I know I'm speaking from Dallas Co., but it may as well be Harris Co; it's the same ol', same ol'.
This stuff just fries my pop tarts everytime I read about all this over a small amount of some 'possession'.
It reminds me every single time of the dinner date I had with a friend, along with his friend, Billy, the public defender at Frank Crowley Courthouse. This had to have been late 2003 to early 2004 - I could check my calendar to find a more specific time point. Anyhow, poor Billy was feeling a little down because his nephew had been delivered to him by DPD for having a bag of weed on him and trying to board a flight at DFW.
I mean, all this cost this kid was a missed flight and put Billy in a bad mood. Of course I imagine at that point, for sure, Billy owed the DA's office...
I am just so tired of the extreme injustice in this area. All this talk is over people who don't have the money or the proper connections. There should be some kind of preface to these articles, you know ?

Anonymous said...

"they charge paraphernalia as a SJF because of trace amount of drugs on a crack pipe."

Well,that's because it's a felony. We weren't talking about overcharging. The issue is whether those offenders routinely are sent to prison (particularly, as is often reported in progressive circles, if they're first-time offenders).

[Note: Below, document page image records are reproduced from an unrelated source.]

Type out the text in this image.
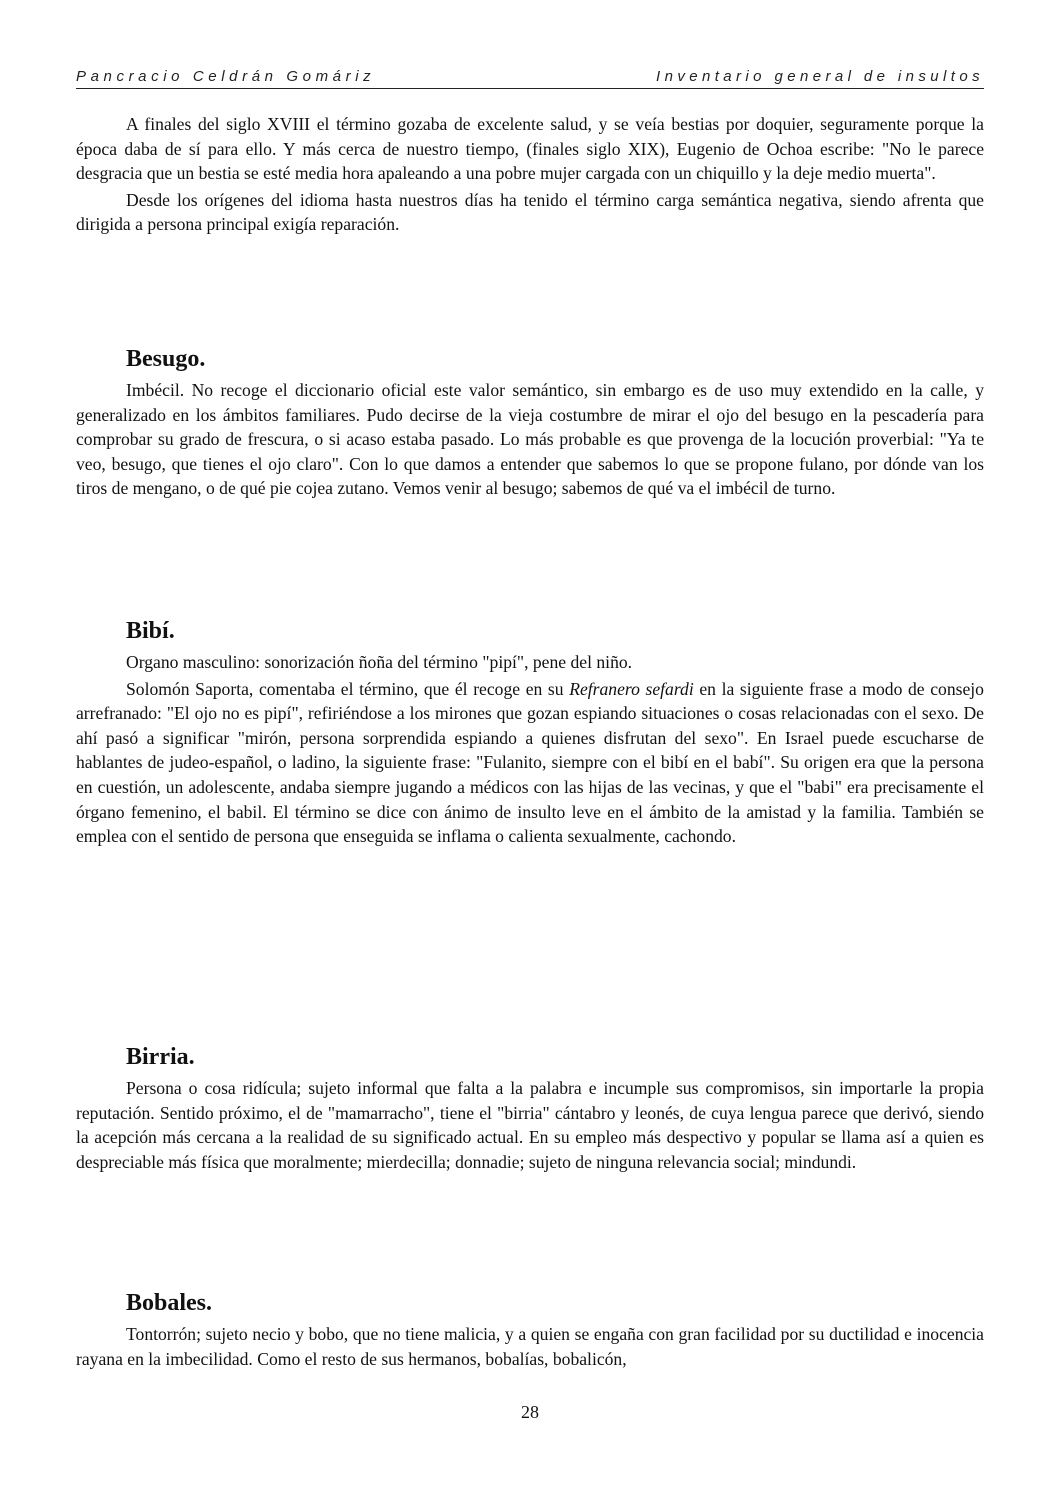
Pancracio Celdrán Gomáriz	Inventario general de insultos

A finales del siglo XVIII el término gozaba de excelente salud, y se veía bestias por doquier, seguramente porque la época daba de sí para ello. Y más cerca de nuestro tiempo, (finales siglo XIX), Eugenio de Ochoa escribe: "No le parece desgracia que un bestia se esté media hora apaleando a una pobre mujer cargada con un chiquillo y la deje medio muerta".

Desde los orígenes del idioma hasta nuestros días ha tenido el término carga semántica negativa, siendo afrenta que dirigida a persona principal exigía reparación.

Besugo.

Imbécil. No recoge el diccionario oficial este valor semántico, sin embargo es de uso muy extendido en la calle, y generalizado en los ámbitos familiares. Pudo decirse de la vieja costumbre de mirar el ojo del besugo en la pescadería para comprobar su grado de frescura, o si acaso estaba pasado. Lo más probable es que provenga de la locución proverbial: "Ya te veo, besugo, que tienes el ojo claro". Con lo que damos a entender que sabemos lo que se propone fulano, por dónde van los tiros de mengano, o de qué pie cojea zutano. Vemos venir al besugo; sabemos de qué va el imbécil de turno.

Bibí.

Organo masculino: sonorización ñoña del término "pipí", pene del niño.

Solomón Saporta, comentaba el término, que él recoge en su Refranero sefardi en la siguiente frase a modo de consejo arrefranado: "El ojo no es pipí", refiriéndose a los mirones que gozan espiando situaciones o cosas relacionadas con el sexo. De ahí pasó a significar "mirón, persona sorprendida espiando a quienes disfrutan del sexo". En Israel puede escucharse de hablantes de judeo-español, o ladino, la siguiente frase: "Fulanito, siempre con el bibí en el babí". Su origen era que la persona en cuestión, un adolescente, andaba siempre jugando a médicos con las hijas de las vecinas, y que el "babi" era precisamente el órgano femenino, el babil. El término se dice con ánimo de insulto leve en el ámbito de la amistad y la familia. También se emplea con el sentido de persona que enseguida se inflama o calienta sexualmente, cachondo.

Birria.

Persona o cosa ridícula; sujeto informal que falta a la palabra e incumple sus compromisos, sin importarle la propia reputación. Sentido próximo, el de "mamarracho", tiene el "birria" cántabro y leonés, de cuya lengua parece que derivó, siendo la acepción más cercana a la realidad de su significado actual. En su empleo más despectivo y popular se llama así a quien es despreciable más física que moralmente; mierdecilla; donnadie; sujeto de ninguna relevancia social; mindundi.

Bobales.

Tontorrón; sujeto necio y bobo, que no tiene malicia, y a quien se engaña con gran facilidad por su ductilidad e inocencia rayana en la imbecilidad. Como el resto de sus hermanos, bobalías, bobalicón,

28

Felony or not, they aren't sentenced to prison (or state jail) in droves.

Gritsforbreakfast said...

They're the only county in the state that does it, 11:44, and Harris accounts for a disproportionate share of SJF commitments to TDCJ.

Also, where does this come from?

"(particularly, as is often reported in progressive circles, if they're first-time offenders)"

Who, or what, exactly, are you talking about?

I worked on passing the legislation in 2003 that gave mandatory probation for state jail felony drug possession on the first offense, so you've never heard that misinformation here. I'm happy to defend things I've written or said, but if you just make up stereotypes and strawmen, I don't feel particularly obliged to debate them.

But a dismissive tone still doesn't change the fact that 40% of those in state jails are less than a gram drug offenders, or that drug offenders dominate probation revocations.

BTW, I should point out for those not familiar with the lingo that a "state jail felony" is the equivalent of a 4th degree felony. There was some confusion by an emailer that I was talking about county jails while Pfaff was talking about prisons, but these are people with felony convictions serving in secure TDCJ facilities.